Répit de courte durée sur le front des foyers locaux en Chine. L’équipe bénévole de Solidarité Covid – Français de Chine revient sur les dernières tendances de la prévention de l’épidémie qui soufflent le chaud et le froid sur les perspectives de voyage international. Des préoccupations bien éloignées de la perception depuis l’étranger de l’épidémie en Chine.

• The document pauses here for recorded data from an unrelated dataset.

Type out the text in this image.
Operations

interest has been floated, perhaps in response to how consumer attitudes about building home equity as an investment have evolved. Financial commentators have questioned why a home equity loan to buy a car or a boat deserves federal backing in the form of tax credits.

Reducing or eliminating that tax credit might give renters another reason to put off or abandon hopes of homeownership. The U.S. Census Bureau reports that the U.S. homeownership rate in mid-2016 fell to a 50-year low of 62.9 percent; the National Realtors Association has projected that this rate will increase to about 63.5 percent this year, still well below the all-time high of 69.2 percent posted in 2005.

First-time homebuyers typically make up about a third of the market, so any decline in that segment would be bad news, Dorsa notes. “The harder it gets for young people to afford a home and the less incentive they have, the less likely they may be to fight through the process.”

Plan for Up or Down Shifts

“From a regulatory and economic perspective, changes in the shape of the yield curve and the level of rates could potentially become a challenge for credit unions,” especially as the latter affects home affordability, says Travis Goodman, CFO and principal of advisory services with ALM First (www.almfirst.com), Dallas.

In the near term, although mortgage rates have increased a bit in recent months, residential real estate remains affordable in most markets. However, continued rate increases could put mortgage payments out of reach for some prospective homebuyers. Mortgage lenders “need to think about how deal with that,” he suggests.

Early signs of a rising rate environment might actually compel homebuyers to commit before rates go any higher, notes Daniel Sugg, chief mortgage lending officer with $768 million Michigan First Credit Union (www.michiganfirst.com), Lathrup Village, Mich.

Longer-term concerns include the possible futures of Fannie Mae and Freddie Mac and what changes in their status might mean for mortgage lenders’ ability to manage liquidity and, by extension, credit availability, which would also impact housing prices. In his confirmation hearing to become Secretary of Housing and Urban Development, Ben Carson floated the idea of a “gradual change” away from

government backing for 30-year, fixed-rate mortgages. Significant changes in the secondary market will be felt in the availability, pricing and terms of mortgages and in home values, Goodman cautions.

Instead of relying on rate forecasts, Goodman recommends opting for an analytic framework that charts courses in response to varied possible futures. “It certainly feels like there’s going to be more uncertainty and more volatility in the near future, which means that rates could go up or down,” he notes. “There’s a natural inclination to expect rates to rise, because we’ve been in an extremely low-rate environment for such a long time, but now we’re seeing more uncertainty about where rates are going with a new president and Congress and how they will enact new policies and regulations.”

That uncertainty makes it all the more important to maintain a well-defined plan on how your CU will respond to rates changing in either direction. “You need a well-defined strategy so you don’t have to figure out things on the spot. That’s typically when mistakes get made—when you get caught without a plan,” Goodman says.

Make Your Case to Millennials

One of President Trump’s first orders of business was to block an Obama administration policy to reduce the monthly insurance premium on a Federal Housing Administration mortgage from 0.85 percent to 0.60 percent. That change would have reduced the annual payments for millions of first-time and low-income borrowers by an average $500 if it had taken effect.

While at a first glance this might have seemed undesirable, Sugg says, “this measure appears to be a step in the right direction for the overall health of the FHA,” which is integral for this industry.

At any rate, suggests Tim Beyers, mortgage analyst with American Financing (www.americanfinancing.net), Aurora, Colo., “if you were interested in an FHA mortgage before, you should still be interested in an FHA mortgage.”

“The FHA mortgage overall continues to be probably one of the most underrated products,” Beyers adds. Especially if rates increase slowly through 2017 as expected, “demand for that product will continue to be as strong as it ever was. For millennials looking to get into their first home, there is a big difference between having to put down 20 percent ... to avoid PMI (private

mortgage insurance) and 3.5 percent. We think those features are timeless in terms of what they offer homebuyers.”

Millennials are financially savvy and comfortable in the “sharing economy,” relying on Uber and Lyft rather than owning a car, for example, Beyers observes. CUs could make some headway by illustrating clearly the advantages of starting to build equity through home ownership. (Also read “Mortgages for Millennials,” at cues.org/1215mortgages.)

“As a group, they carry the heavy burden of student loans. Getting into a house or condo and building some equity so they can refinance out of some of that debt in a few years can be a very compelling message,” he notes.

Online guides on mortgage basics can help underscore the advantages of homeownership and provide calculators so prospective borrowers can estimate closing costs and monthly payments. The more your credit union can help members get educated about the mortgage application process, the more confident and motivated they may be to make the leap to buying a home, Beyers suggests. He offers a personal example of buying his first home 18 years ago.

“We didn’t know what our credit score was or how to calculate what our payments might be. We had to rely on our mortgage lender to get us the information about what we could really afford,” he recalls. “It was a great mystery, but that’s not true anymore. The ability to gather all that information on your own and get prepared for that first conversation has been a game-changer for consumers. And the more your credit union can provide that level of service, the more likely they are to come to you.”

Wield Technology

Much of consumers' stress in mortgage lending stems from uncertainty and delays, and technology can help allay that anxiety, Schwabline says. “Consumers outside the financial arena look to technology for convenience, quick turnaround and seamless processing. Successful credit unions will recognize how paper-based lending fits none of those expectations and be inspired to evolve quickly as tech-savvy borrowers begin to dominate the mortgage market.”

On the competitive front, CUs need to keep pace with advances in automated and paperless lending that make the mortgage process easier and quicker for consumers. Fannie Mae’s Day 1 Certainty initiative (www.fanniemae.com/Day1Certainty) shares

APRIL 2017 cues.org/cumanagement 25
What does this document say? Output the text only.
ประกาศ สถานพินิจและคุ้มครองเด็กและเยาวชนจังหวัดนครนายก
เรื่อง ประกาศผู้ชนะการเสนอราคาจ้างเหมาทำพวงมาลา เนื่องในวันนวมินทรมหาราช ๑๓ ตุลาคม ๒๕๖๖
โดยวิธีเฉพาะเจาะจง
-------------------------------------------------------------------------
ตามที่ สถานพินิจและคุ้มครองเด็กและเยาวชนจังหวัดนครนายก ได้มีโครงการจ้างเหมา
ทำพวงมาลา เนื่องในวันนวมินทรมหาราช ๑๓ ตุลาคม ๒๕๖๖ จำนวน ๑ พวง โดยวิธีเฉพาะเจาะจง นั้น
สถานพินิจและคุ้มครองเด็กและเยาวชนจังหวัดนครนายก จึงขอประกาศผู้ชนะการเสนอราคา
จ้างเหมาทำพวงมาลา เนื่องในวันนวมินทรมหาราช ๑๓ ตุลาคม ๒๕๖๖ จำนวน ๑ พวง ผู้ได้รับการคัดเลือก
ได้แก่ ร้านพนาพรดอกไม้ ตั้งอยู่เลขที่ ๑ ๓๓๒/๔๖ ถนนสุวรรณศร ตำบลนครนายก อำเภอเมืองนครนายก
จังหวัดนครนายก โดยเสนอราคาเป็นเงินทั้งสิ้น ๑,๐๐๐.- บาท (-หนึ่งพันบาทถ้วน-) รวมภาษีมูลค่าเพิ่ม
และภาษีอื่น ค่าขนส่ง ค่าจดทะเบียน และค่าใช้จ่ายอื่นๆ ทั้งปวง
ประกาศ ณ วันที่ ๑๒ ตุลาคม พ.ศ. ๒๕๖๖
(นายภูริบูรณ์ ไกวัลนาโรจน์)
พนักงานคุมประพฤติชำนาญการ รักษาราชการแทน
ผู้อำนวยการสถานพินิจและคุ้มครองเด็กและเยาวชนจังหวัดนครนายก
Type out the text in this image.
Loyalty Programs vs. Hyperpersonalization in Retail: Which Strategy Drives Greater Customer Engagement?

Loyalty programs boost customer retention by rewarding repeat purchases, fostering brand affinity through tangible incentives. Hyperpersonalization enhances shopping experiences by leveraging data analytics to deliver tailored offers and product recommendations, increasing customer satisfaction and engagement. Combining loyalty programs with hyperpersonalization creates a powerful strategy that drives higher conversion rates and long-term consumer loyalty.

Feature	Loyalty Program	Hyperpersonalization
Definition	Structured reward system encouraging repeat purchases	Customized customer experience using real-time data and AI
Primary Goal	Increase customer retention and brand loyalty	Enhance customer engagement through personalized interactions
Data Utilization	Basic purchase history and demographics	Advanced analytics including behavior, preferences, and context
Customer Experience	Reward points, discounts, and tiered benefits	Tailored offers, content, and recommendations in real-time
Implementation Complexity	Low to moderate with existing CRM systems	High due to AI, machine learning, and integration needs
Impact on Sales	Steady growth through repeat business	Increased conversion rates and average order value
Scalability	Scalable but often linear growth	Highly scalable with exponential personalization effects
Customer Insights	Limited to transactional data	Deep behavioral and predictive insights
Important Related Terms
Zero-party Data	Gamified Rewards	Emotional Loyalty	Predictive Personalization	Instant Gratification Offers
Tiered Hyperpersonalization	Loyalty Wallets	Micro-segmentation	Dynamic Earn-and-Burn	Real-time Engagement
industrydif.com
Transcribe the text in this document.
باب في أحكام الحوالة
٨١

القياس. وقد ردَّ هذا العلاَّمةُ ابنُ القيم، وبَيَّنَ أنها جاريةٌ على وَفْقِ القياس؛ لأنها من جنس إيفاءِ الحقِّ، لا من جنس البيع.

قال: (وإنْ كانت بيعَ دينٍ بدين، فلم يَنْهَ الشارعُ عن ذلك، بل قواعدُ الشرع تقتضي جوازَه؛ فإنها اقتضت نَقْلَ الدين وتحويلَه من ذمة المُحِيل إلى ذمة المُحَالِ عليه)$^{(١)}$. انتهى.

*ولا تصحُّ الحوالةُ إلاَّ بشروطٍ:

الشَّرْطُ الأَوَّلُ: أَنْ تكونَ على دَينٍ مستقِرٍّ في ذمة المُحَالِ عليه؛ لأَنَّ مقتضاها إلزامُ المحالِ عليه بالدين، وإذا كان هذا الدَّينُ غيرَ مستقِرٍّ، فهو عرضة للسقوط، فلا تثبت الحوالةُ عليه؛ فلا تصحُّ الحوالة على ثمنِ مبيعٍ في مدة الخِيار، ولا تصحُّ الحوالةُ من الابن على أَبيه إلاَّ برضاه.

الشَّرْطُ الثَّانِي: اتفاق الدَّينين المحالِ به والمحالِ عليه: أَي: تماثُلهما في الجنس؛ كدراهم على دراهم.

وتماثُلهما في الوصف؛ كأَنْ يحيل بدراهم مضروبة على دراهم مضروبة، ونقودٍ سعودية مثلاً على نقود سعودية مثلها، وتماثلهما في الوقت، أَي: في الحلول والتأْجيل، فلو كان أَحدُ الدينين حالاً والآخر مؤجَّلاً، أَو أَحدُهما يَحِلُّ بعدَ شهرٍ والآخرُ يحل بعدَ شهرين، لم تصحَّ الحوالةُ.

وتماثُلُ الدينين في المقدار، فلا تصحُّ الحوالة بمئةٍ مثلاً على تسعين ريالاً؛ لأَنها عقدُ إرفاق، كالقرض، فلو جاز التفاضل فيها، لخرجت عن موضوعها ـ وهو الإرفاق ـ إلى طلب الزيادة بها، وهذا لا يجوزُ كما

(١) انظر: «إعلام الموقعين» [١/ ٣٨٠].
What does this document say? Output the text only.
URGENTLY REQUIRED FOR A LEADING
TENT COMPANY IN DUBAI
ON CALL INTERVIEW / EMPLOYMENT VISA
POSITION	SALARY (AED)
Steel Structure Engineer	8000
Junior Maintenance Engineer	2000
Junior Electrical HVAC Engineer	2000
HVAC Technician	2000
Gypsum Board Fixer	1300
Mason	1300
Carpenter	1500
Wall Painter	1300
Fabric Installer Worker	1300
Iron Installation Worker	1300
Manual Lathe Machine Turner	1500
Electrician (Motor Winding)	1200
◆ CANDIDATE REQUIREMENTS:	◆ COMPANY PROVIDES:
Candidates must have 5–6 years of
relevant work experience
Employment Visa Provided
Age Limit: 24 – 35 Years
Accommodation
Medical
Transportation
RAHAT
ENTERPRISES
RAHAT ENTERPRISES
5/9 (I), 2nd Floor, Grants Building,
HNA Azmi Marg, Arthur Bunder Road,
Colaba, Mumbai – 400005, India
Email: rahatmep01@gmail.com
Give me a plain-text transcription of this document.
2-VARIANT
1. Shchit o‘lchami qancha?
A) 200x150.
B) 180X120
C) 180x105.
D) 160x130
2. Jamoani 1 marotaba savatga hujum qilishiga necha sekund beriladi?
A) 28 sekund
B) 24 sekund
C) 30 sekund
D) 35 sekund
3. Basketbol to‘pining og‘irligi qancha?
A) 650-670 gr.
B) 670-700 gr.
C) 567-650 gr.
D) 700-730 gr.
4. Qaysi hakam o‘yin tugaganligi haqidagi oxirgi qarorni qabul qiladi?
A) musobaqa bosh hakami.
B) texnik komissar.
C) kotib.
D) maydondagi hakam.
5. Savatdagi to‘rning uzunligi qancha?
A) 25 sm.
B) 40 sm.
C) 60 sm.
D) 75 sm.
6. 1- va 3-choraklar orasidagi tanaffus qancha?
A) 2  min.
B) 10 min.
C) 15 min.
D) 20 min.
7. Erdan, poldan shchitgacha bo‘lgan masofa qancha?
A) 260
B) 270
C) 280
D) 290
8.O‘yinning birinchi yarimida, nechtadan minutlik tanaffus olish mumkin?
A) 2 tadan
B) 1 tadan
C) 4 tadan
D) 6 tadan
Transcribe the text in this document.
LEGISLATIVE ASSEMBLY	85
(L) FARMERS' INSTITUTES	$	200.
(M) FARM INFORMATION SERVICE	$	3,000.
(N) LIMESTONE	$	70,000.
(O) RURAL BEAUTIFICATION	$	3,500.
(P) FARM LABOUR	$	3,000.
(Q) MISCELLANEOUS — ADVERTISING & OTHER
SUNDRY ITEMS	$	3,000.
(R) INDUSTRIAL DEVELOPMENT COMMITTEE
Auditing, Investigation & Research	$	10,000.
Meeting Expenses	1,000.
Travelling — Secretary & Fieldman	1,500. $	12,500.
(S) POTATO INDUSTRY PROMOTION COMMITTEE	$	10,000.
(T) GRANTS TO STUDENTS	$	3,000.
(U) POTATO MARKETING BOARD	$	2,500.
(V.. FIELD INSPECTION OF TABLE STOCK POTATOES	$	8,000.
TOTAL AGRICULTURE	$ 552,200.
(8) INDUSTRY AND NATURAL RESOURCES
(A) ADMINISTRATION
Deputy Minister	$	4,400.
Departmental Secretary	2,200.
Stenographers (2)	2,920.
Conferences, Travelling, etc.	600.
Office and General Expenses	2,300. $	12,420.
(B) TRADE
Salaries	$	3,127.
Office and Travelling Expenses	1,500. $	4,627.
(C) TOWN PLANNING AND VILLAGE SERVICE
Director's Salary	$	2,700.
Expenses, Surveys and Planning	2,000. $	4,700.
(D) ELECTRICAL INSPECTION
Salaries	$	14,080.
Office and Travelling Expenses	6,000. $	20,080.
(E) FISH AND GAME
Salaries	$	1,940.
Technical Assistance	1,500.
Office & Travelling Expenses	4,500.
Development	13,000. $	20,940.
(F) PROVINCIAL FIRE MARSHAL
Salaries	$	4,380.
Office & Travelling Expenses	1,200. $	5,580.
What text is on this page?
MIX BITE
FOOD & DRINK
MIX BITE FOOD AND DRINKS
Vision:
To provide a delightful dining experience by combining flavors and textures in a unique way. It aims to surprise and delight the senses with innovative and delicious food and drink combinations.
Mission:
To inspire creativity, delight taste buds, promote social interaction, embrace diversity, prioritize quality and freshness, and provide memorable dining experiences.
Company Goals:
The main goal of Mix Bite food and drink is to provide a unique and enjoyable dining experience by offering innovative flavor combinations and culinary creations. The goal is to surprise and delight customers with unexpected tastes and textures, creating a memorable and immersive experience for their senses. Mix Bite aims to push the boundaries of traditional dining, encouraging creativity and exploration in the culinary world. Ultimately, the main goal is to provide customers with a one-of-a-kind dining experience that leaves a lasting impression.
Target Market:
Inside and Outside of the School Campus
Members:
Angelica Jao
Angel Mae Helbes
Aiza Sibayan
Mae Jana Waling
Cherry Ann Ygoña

Depuis la clôture du foyer de Nanjing à 1172 cas, 37 jours, ni le plus gros, ni le plus long des foyers post-Wuhan bien qu’il ait été le plus diffus sur le territoire, nous avons vu trois micro-foyers de moins de 10 cas, le foyer de Ruili qui a continué à livrer des cas jusqu’à J63, et le foyer du Fujian qui livre des dizaines de cas sur les premiers jours.
Sur celui-ci, cela commence par les enfants, les parents employés dans une usine de chaussures, quelques grand-parents, l’ordre inverse de Yangzhou, et peu de déplacements hors province du fait du profil ouvrier de la population touchée et des secteurs de risque encore en place dans certaines grandes villes peu avant l’éclosion du foyer. Comme pour celui de Nanjing, nous attendrons d’avoir un peu de recul pour faire l’analyse de ce nouveau foyer conséquent. Revenons donc au cocktail de mesures adoptées ces dernières semaines par la Chine.
La mode est au "long"
A défaut d’avoir des statistiques sur les Covid longs en Chine, ce sont les longues durées d’incubation ou de présence du virus qui attirent l’attention. Le foyer de Fujian en cours serait lié officiellement à un cas post quarantaine à 37 jours de l’arrivée, c’est le record pour les cas post quarantaine, bien que la contamination puisse venir d’un autre passager dépisté le même jour dans la même ville de Putian à 23 jours de son arrivée.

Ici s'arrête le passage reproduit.